リエールは真っ赤な唇をにまぁっと緩ませ、今にも血の涙を流しそうな赤い目を細めた。
「ユリウスぅ」
俺は棺桶の蓋を閉めた。
「助けてください神官さん。リエールが病気なんですよ」
リエールは元から病気だよ。治らないタイプのな。
俺はカタリナを窘める。
「連れてくる場所を間違えていますよ。ここは病院ではありません」
「ただの病気じゃないんです! 魔物にやられたんですよ」
喚くカタリナにオリヴィエが加勢する。
「初めて見る魔物でした。場所はヴェルダの森。樹木型の魔物で、攻撃すると黄色い粉が噴き出してきました。

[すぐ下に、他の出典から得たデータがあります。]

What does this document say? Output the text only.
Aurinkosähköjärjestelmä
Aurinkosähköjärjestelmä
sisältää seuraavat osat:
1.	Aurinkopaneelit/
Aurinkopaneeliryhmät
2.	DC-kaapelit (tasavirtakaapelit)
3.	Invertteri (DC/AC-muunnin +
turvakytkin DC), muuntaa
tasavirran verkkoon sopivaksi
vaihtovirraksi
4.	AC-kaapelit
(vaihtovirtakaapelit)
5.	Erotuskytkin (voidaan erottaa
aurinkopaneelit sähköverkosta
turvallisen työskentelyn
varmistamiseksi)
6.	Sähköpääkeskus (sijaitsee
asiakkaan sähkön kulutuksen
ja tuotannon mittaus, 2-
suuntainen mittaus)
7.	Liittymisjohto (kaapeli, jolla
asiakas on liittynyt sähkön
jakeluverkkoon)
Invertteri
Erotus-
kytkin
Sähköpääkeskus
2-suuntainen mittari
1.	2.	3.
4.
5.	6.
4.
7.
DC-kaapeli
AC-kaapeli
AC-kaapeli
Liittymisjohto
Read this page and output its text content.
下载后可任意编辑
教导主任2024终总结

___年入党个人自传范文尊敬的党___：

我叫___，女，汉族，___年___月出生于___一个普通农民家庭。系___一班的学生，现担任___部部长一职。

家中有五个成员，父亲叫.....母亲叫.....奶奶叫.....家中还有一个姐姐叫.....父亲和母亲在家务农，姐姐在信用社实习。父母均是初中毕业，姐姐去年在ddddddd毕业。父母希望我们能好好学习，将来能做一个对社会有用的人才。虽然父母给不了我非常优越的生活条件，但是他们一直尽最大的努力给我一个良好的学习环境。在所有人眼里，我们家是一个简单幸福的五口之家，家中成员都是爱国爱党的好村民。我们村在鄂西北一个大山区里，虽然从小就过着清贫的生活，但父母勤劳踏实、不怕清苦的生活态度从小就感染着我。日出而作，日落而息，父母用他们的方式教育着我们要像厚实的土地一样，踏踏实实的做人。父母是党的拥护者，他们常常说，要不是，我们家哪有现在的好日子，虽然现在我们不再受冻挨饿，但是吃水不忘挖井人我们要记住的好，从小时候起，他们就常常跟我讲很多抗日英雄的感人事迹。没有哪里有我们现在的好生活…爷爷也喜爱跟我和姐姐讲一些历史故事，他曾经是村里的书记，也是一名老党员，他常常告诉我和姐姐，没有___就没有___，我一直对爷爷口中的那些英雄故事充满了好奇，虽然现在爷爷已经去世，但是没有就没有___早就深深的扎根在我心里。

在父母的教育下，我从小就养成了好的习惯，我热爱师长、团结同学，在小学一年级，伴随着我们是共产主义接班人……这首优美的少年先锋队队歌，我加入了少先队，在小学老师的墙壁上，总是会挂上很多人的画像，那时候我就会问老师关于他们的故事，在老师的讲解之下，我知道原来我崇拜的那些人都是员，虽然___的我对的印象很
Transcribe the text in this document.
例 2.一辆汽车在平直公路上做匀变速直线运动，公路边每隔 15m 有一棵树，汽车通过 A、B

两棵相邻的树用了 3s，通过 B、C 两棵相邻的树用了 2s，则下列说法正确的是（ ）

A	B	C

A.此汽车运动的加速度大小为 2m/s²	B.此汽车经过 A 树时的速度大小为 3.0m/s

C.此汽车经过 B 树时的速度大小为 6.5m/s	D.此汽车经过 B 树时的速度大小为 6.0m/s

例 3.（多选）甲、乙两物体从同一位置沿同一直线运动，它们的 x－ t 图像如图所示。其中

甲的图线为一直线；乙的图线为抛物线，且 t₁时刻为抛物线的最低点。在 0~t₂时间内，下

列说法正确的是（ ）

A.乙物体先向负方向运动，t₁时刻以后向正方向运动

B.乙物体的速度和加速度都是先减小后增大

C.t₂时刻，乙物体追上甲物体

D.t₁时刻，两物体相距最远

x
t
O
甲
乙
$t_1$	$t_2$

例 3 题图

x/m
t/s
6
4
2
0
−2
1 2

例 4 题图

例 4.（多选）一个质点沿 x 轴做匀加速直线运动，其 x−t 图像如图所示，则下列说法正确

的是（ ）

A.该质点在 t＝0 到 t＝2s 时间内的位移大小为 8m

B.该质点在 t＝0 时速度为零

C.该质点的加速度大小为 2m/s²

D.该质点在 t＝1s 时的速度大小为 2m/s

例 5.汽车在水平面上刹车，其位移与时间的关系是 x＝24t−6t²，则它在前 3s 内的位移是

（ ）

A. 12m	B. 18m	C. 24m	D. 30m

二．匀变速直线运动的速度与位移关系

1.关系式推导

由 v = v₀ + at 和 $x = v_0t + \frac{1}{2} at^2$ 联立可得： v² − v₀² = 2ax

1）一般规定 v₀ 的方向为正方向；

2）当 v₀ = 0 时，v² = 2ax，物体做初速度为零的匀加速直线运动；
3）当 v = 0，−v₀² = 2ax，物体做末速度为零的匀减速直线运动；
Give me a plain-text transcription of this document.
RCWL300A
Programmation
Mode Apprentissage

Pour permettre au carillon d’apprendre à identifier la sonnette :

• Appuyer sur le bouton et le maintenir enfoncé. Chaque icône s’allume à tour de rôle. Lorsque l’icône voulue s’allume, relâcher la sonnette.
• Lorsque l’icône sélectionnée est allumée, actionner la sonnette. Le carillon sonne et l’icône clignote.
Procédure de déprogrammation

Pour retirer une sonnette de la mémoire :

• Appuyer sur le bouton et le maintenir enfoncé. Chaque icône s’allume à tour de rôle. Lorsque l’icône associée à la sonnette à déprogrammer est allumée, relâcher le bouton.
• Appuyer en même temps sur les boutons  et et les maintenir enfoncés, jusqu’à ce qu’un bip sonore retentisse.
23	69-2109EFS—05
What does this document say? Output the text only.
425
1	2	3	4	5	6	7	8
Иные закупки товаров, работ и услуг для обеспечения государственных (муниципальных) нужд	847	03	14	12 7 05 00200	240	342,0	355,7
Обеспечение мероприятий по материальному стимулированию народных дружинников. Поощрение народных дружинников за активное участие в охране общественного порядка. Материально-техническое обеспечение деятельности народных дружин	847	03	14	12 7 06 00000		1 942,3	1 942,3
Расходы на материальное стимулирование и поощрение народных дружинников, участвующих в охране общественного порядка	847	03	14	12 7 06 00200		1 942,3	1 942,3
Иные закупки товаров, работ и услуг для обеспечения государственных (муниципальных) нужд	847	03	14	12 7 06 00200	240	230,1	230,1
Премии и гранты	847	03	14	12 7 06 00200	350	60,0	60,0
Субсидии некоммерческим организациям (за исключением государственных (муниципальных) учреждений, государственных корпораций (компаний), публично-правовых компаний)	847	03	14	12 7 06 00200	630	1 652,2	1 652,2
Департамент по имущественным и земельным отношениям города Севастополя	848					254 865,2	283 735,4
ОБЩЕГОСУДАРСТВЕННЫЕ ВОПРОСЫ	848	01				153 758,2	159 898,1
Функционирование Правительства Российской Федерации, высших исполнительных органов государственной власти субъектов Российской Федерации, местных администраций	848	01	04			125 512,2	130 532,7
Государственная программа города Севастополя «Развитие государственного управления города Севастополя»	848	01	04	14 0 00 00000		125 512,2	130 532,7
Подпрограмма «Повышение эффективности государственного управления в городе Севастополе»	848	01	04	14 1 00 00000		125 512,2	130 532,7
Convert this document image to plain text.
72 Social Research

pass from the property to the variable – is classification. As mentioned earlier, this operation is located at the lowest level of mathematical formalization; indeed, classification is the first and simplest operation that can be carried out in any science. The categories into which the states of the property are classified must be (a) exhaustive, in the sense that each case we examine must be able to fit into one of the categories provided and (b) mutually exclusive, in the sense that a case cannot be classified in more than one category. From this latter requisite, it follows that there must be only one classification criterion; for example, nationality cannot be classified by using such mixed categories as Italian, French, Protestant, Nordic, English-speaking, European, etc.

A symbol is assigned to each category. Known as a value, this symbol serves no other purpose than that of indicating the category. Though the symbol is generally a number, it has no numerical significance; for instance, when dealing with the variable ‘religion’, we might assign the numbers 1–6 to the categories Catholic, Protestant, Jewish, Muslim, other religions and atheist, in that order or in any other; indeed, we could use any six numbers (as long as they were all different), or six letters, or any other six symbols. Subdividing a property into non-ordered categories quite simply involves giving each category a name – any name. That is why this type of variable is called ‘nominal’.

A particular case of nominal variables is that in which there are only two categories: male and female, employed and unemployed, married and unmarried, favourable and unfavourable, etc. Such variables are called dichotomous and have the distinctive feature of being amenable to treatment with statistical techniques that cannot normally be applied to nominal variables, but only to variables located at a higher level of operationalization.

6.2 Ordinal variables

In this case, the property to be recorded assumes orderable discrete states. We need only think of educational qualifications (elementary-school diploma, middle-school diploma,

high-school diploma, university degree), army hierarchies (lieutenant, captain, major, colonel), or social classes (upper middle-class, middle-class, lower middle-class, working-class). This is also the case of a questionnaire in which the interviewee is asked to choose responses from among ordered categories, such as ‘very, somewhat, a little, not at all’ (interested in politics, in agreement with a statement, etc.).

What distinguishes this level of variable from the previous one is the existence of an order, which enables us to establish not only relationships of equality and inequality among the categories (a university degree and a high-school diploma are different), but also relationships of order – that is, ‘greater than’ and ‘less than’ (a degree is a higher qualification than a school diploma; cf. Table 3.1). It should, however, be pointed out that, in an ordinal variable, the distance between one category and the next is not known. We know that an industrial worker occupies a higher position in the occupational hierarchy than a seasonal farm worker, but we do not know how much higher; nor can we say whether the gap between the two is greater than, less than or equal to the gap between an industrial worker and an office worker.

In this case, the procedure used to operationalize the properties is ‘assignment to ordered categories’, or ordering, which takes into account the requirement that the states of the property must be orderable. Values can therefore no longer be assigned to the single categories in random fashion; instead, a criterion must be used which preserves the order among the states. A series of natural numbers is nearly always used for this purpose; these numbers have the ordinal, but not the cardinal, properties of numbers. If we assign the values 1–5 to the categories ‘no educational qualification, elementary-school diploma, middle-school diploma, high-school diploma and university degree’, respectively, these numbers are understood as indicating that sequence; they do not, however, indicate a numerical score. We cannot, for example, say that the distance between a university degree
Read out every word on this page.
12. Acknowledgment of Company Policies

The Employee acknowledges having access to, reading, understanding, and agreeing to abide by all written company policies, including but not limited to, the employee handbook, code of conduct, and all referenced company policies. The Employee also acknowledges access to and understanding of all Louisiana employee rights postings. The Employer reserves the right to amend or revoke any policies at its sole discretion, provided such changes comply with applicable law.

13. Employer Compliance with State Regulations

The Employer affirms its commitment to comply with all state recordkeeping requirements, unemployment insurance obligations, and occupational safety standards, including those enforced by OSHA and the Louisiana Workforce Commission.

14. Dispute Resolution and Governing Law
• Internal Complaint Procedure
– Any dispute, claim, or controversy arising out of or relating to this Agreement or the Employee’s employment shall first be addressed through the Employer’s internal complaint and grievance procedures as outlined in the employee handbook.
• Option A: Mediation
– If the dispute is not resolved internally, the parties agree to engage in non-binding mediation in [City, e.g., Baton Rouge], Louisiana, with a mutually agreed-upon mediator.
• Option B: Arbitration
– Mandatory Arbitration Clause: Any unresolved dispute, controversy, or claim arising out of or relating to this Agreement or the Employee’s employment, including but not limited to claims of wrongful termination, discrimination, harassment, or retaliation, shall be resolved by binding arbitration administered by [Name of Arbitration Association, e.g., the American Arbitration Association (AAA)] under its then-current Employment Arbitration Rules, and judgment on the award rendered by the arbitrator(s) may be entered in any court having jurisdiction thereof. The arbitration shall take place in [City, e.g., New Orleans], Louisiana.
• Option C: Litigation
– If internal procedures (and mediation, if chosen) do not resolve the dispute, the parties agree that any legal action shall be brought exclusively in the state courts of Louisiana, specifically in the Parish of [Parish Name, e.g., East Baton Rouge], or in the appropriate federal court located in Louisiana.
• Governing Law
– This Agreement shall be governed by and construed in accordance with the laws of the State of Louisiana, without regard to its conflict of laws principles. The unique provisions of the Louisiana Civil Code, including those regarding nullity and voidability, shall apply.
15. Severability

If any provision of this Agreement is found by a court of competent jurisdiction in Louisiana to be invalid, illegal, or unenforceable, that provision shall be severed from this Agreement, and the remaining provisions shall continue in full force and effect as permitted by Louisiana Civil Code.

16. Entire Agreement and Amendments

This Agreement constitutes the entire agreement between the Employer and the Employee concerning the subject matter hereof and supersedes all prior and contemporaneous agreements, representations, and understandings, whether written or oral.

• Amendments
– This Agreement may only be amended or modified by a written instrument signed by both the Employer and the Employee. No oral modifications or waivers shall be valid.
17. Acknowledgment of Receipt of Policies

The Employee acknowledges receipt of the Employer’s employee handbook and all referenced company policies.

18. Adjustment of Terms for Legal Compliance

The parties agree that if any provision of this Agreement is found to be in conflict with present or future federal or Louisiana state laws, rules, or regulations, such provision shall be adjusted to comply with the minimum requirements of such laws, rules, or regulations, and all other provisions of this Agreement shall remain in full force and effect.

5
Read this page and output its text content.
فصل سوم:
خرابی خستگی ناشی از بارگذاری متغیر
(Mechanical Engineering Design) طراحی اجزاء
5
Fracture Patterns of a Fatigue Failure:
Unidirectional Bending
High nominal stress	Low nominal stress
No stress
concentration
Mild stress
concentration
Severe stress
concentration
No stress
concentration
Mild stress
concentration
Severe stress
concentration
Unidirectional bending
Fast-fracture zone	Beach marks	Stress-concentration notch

それを浴びたせいで……」
カタリナはともかく、オリヴィエが初めて見たというのは気になる。
新種の魔物か。植物モンスターと状態異常は切っても切り離せない関係にある。
俺は渋々もう一度棺桶の蓋を開ける。
「ユリウスっ……」
振り絞るような声に紛れてひゅうひゅうという呼吸音が聞こえてくる。
充血した眼球、赤く腫れた唇、よく見れば首のあたりに湿疹のようなものも見える。
解毒の魔法をかけてみるも、快方の兆しは見えない。
「単純な毒ではないようです。キラーホーネットに刺された勇者に似たような症状が出たのを見たことがあります」
「じゃあ、その時はどうやって治療を?」
「……今はまだ、私にできることはありません。少し時間を置きましょう」
蓋を閉めようとする俺の腕を、棺桶から伸びた手が掴んだ。
「ユリウス……」
だから名前で呼ぶなって言ってんだろ。
だがヤツも一応病人だしな。俺は蝋のように白くなった手を握った。
「大丈夫ですよ。苦しいでしょうが、もう少しで楽になります」
リエールが口を開く。
呼吸が苦しいのだろう。わずかに唇を震わせるが、明瞭に声を出せていない。
「水が欲しいですか?」
リエールがわずかに首を振る。それはもはや震えとも言えるほどに弱弱しいものだった。
俺は彼女の唇に耳を寄せる。
「どうしました? なにが欲しひへぇ」
耳を這いずるヌルリとした感触。全身の皮膚が粟立ち、毛が逆立つ。
俺は顔を上げて棺桶から飛び退こうとして、できなかった。
蝋のような手がうっ血しかねないほど強く俺の腕を掴んで離さない。
「ユリウスが欲しい」
リエールは真っ赤な唇に舌を這わせる。
なんだ。元気じゃん……
この場合俺にできる治療は、症状の進行および死を待って蘇生させることなのだが。これは結構時間がかかりそうだ。
俺はリエールの腕を振り払おうとしてできなかったので、手が飛び出た状態のまま棺桶の蓋を閉めた。